Liniowość gry powinna być chyba wzorem dla innych. Cały czas idziemy za okruchami rzezi, tonami odłamków i kończyn. Żebyśmy się nie nudzili za bardzo, twórcy obdarowali nas "sekretami" które "ciężko" znaleźć i dodali również smaczki dla fanów serii. To karton pod którym możemy się schować, „to postacie z poprzednich części śmigną nam gdzieś” lub czasami trafi się specyficzny humor dla tej serii. Dla mnie, osoby która nie zna historii serii i postaci, jakoś to nie jarało, ale domyślałem się co mogli czuć fani serii. Znajdziek mamy kilka rodzajów, są terminale, skrzynie, karty i ocenzurowane plakaty atrakcyjnych japoneczek.

No i wspaniały system kontaktowania się w każdym momencie z zespołem, powoduje że poznajemy każdą z nich i darzymy je sympatią. Blondyneczka jest zaiste zacna.

Sama postać głównego bohatera daje radę, rozprawia się ona bowiem z problemem, zatracenia się ludzkości w świecie robotyki. Coś jak w Deus Ex Human Revolution, gdzie ludzie zastępują swoje organy mechanicznym odpowiednikom. No i jeszcze fabuła, która jest jak kilkusezonowy serial. Mamy fragmenty nudne, ciekawe, a i czasami mamy takie WOW! Które powoduje że motywujemy się do dalszej walki. Czasami mam wrażenie że postać przechodzi męską menstruację. Gdy coś nie wyjdzie załamuje się, poddaje, prawie zalewa łzami. Jakoś nie pasuje to do mechanicznego ninja który wyciachał sobie drogę przez kilka rozdziałów. Ma on też przebłyski męstwa, gdzie poświęca coś żeby dojść do czegoś (przepraszam za takie określenie, ale wiecie… Spoiler). To co mnie najbardziej irytowało w postaci to jego głos, cierpi on bowiem na raka krtani, coś jak Krystian w roli Bat(t)mana.

Model walki jest dla mnie bardzo nie wygodny. Wystarczy biegać na speedzie i ciachać na ślepo.

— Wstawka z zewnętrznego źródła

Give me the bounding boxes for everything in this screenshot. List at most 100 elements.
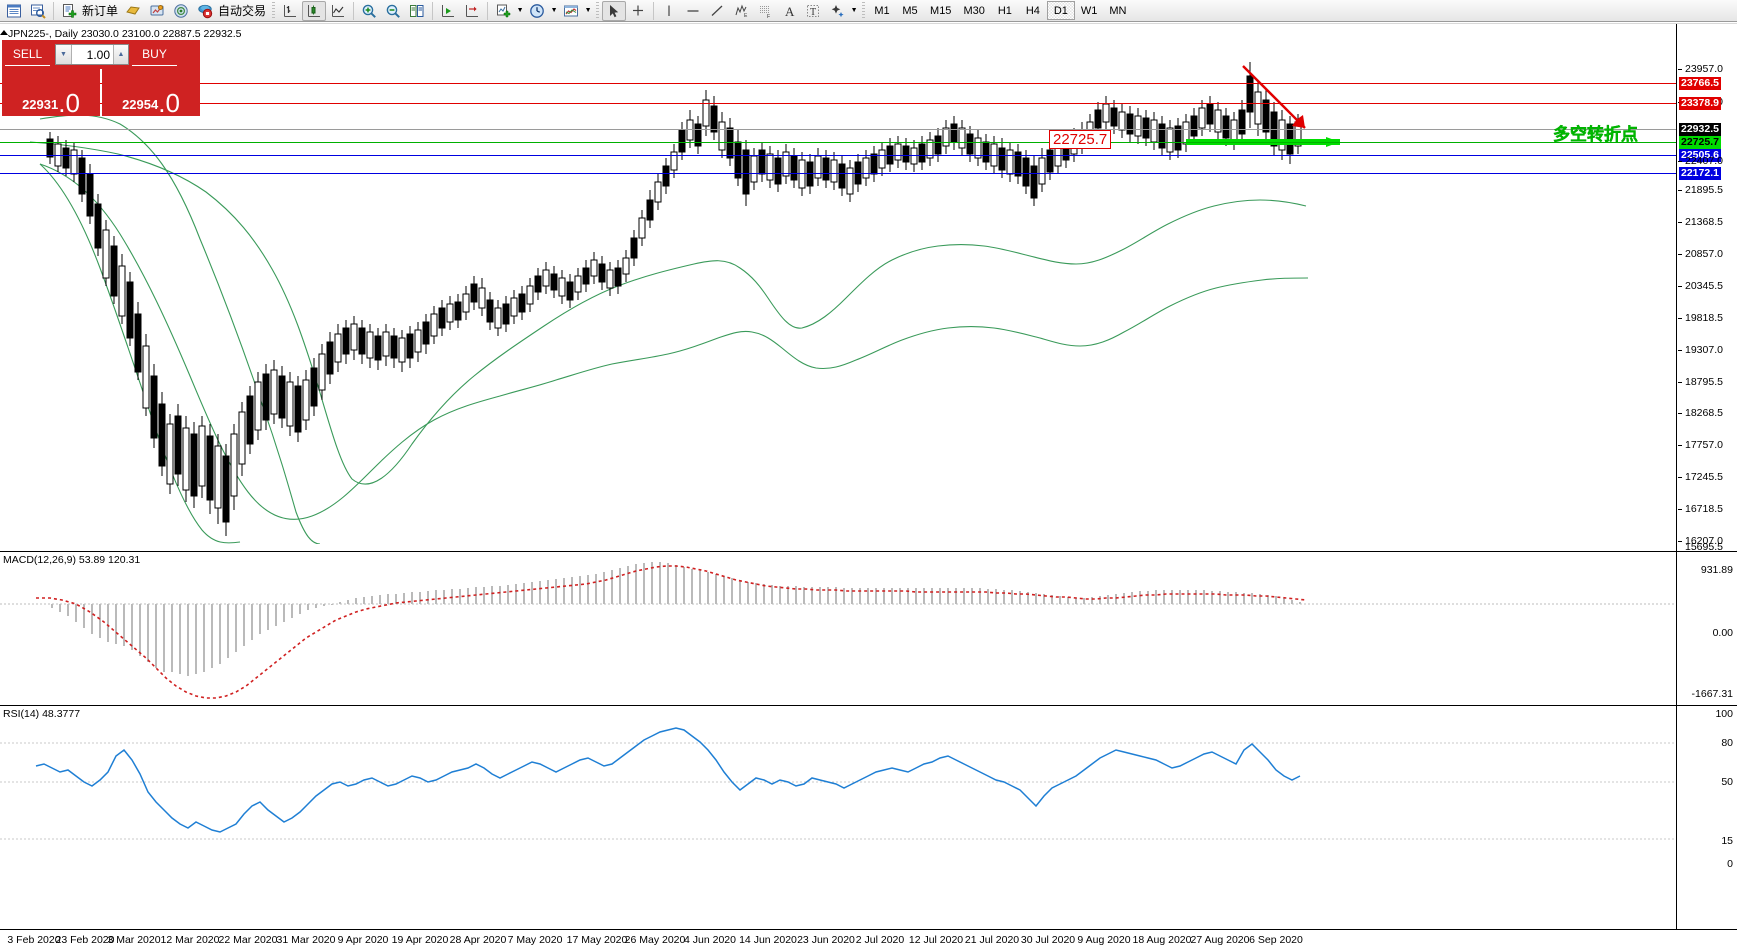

Brak obrony i uników (no chyba że jest, a ja jestem za głupi żeby ją poznać) bardzo utrudnia zabawę. Ilość DUŻYCH przeciwników i ich częstotliwość ataków, uniemożliwia nam zwykłe wstanie z ziemi. Na szczęście jesteśmy niczym kot, mamy kilka żyć. Tak, wiem jak to brzmi, też mnie to zastanawia. Walki z bossami cierpią na to samo, nieumiejętność blokowania ich ataków, czyni mnie bardzo łatwym celem. Nawet zakup umiejętności i ulepszeń nic nie pomaga. Po zakupie ataku, nie wiem jak go wykonać, mam opis, ale nie mam informacji co trzeba wcisnąć, jaką kombinację wykonać, żeby bohater zademonstrował nam czego się nauczył. Grając, miałem wrażenie że gram w Bayonette. Tylko mniej części ciała wartych podziwu.

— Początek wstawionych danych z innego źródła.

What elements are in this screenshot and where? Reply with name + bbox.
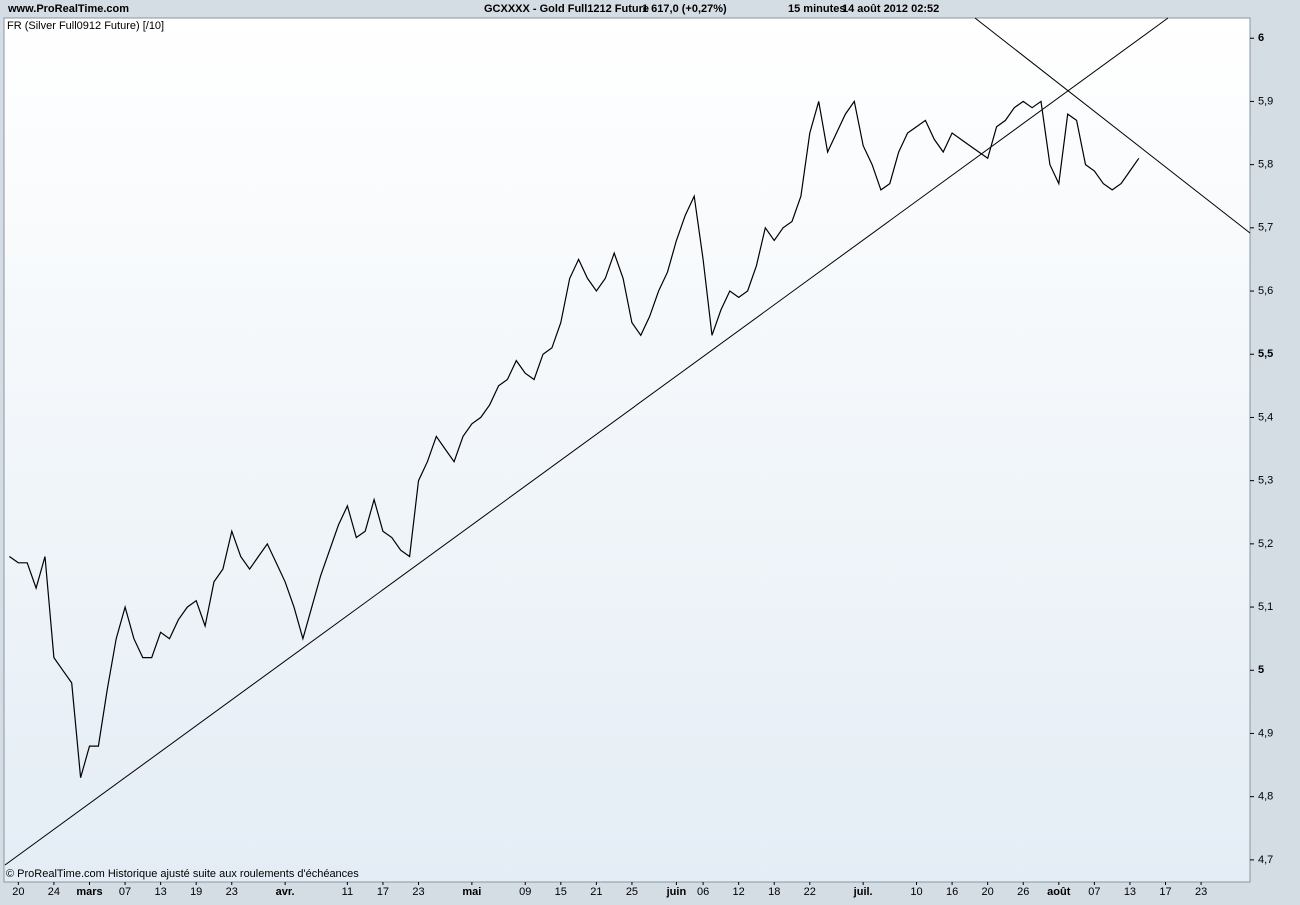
- x-tick-label: mars: [76, 886, 102, 898]
- x-tick-label: 22: [804, 886, 816, 898]
- x-tick-label: mai: [462, 886, 481, 898]
- x-tick-label: 23: [412, 886, 424, 898]
- y-tick-label: 5,7: [1258, 222, 1273, 234]
- x-tick-label: 15: [555, 886, 567, 898]
- x-tick-label: 25: [626, 886, 638, 898]
- plot-area: [3, 17, 1251, 883]
- x-tick-label: 21: [590, 886, 602, 898]
- y-tick-label: 5,2: [1258, 538, 1273, 550]
- y-tick-label: 5,6: [1258, 285, 1273, 297]
- y-tick-label: 5,1: [1258, 601, 1273, 613]
- x-tick-label: 13: [1124, 886, 1136, 898]
- x-tick-label: 10: [910, 886, 922, 898]
- x-tick-label: 09: [519, 886, 531, 898]
- y-tick-label: 4,8: [1258, 791, 1273, 803]
- x-tick-label: juin: [666, 886, 687, 898]
- subtitle: FR (Silver Full0912 Future) [/10]: [7, 20, 164, 32]
- top-bar: [0, 0, 1300, 18]
- x-tick-label: 17: [377, 886, 389, 898]
- x-tick-label: 07: [1088, 886, 1100, 898]
- datetime: 14 août 2012 02:52: [842, 3, 939, 15]
- x-tick-label: 13: [155, 886, 167, 898]
- x-tick-label: août: [1047, 886, 1071, 898]
- y-tick-label: 4,9: [1258, 727, 1273, 739]
- x-tick-label: 16: [946, 886, 958, 898]
- x-tick-label: 11: [342, 886, 353, 898]
- x-tick-label: 19: [190, 886, 202, 898]
- x-tick-label: 12: [733, 886, 745, 898]
- x-tick-label: 26: [1017, 886, 1029, 898]
- x-tick-label: 18: [768, 886, 780, 898]
- x-tick-label: avr.: [276, 886, 295, 898]
- instrument: GCXXXX - Gold Full1212 Future: [484, 3, 649, 15]
- y-tick-label: 5,9: [1258, 95, 1273, 107]
- interval: 15 minutes: [788, 3, 845, 15]
- trend-line-resistance: [974, 17, 1251, 234]
- x-tick-label: 06: [697, 886, 709, 898]
- x-tick-label: 07: [119, 886, 131, 898]
- trend-line-support: [4, 17, 1169, 866]
- x-tick-label: juil.: [853, 886, 873, 898]
- y-tick-label: 4,7: [1258, 854, 1273, 866]
- x-tick-label: 20: [12, 886, 24, 898]
- x-tick-label: 17: [1159, 886, 1171, 898]
- x-tick-label: 24: [48, 886, 60, 898]
- y-tick-label: 5: [1258, 664, 1264, 676]
- y-tick-label: 5,5: [1258, 348, 1273, 360]
- y-tick-label: 5,3: [1258, 475, 1273, 487]
- quote: 1 617,0 (+0,27%): [642, 3, 727, 15]
- x-tick-label: 23: [226, 886, 238, 898]
- y-tick-label: 6: [1258, 32, 1264, 44]
- x-tick-label: 20: [982, 886, 994, 898]
- x-tick-label: 23: [1195, 886, 1207, 898]
- price-line: [9, 99, 1140, 778]
- site: www.ProRealTime.com: [7, 3, 129, 15]
- footnote: © ProRealTime.com Historique ajusté suit…: [6, 868, 359, 880]
- y-tick-label: 5,8: [1258, 159, 1273, 171]
- y-tick-label: 5,4: [1258, 411, 1273, 423]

Muzyka! Muszę o niej wspomnieć, ponieważ jest ona kojąca dla mej metalowej duszy. W trakcie każdej z walk z bossem załącza się taka nap*****lanka, że specjalnie podgłaśniam sprzęt, żeby doprowadzić do orgazmu moje zmysły. Liczba tonów, dźwięków i uderzeń perkusji jest tak liczna, że mój kot uciekał z pokoju, bo myślał że coś się wali. Jestem pod takim wrażaniem że chyba kupię płytę z muzyką z tej gry, bo zasługuje ona na miejsce na mojej półce.

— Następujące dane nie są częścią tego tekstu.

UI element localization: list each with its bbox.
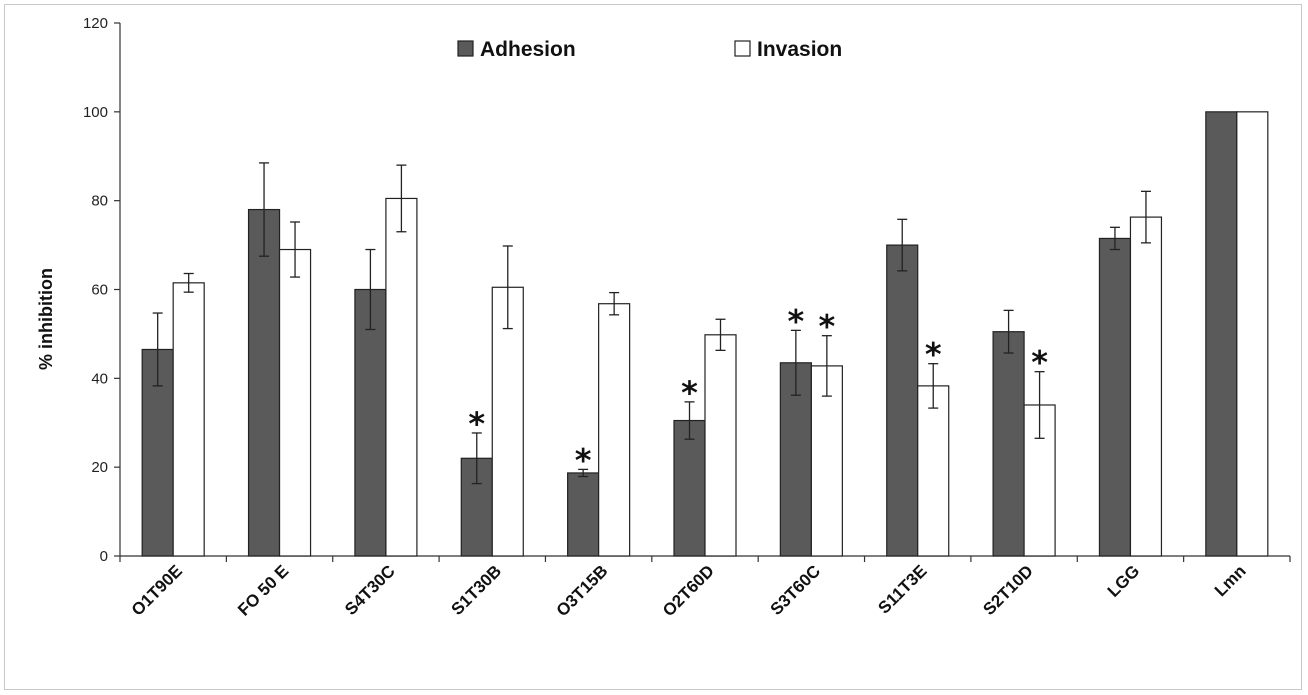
bar-adhesion-9 (1098, 237, 1132, 557)
bar-invasion-2 (385, 197, 418, 557)
bars (141, 111, 1269, 557)
bar-adhesion-10 (1205, 111, 1238, 557)
bar-invasion-10 (1236, 111, 1269, 557)
y-tick-label: 60 (91, 282, 108, 299)
bar-invasion-9 (1129, 216, 1163, 557)
bar-invasion-5 (704, 334, 737, 557)
significance-marker: * (468, 405, 485, 443)
category-label: Lmn (1211, 561, 1250, 600)
significance-marker: * (681, 374, 698, 412)
category-label: LGG (1104, 561, 1143, 600)
significance-marker: * (925, 336, 942, 374)
bar-adhesion-7 (886, 244, 919, 557)
category-label: O1T90E (128, 561, 186, 619)
category-label: S1T30B (448, 561, 506, 619)
y-tick-label: 120 (83, 15, 108, 32)
significance-marker: * (575, 441, 592, 479)
error-bars (152, 162, 1151, 485)
bar-invasion-3 (491, 286, 524, 557)
category-label: O3T15B (553, 561, 612, 620)
bar-invasion-0 (172, 282, 205, 557)
bar-invasion-4 (598, 303, 631, 557)
legend-swatch-invasion (734, 40, 751, 57)
legend-swatch-adhesion (457, 40, 474, 57)
category-label: S3T60C (767, 561, 825, 619)
bar-adhesion-5 (673, 419, 706, 557)
category-labels: O1T90E FO 50 E S4T30C S1T30B O3T15B O2T60D S3T… (128, 561, 1250, 620)
category-label: S4T30C (341, 561, 399, 619)
significance-marker: * (787, 302, 804, 340)
bar-invasion-7 (917, 385, 950, 557)
bar-adhesion-8 (992, 331, 1025, 557)
y-tick-label: 100 (83, 104, 108, 121)
y-tick-label: 0 (100, 548, 108, 565)
y-tick-label: 20 (91, 459, 108, 476)
legend-label-invasion: Invasion (757, 38, 842, 61)
y-tick-label: 80 (91, 193, 108, 210)
chart-frame (4, 4, 1302, 690)
y-axis-label: % inhibition (36, 268, 56, 370)
category-label: O2T60D (659, 561, 718, 620)
bar-invasion-1 (278, 248, 312, 557)
category-label: S2T10D (979, 561, 1037, 619)
y-axis: 0 20 40 60 80 100 120 (83, 15, 121, 565)
significance-marker: * (818, 308, 835, 346)
bar-adhesion-4 (567, 472, 600, 557)
bar-invasion-6 (810, 365, 843, 557)
y-tick-label: 40 (91, 370, 108, 387)
significance-marker: * (1031, 344, 1048, 382)
legend-label-adhesion: Adhesion (480, 38, 576, 61)
significance-markers: * * * * * * * (468, 302, 1048, 479)
bar-adhesion-1 (247, 208, 281, 557)
category-label: S11T3E (874, 561, 930, 617)
category-label: FO 50 E (234, 561, 292, 619)
legend: Adhesion Invasion (457, 38, 842, 61)
x-axis (119, 555, 1291, 562)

Niestety nie mogę pochwalić pracy kamery, która działa sama sobie. Nie mogłem znaleźć tak podstawowej funkcji jak blokowanie kamery na celu. Dlatego uważam że tego cacka po prostu tutaj nie ma. Kamerę mamy na plecach pod lekkim kątem, coś jak w Dead Space, przez co ciężko nam zlokalizować przeciwników. Jest ona również o wiele wolniejsza od niektórych przeciwników, i momentami kręciłem kamerą dookoła i nie mogłem ich dogonić. Przy skokach kamera reaguje z opóźnieniem, co jest dość niewygodne.

To jak to jest w końcu?

Jest to gra typu, tak zła, że aż dobra. Mimo tych wszystkich problemów, drobnych błędów i niewygodnemu sterowaniu, siedzę przed TV i gram dalej. Ta gra jest jak narkotyk! Wiem że jest zła i nie dobra, ale nadal ją zażywam. Coś mnie uzależnia i trzyma dalej przed ekranem. Niewygodna mechanika walki, ograniczenia wolności, przeciętna grafika, są przyćmiewane dynamiką akcji, fabułą, efektywnością i muzyką. Powiem Wam że lubię takie slaszery i przydzielam je do trzech kategorii. Pierwszą jest grupa Wygodnych, takich jak God of War i Darksiders, drugą grupę zasilają gry Ciężkie z którymi mam problem, Devil May Cry, Bayonetta i ostatnia grupa, takie Miszmasz, będące pomiędzy to Dante’s Inferno i od wczoraj Metal Gear Rising.

I jak zwykle przepraszam za słownictwo, składnie i stylistykę.

PS1. To czekam na Waszą reakcję.
PS2. Nie dałem tego tematu jako recenzji, bo nie dałem grafiki, oceny itd. No chyba że jednak się zalicza to uzupełnię o grafikę.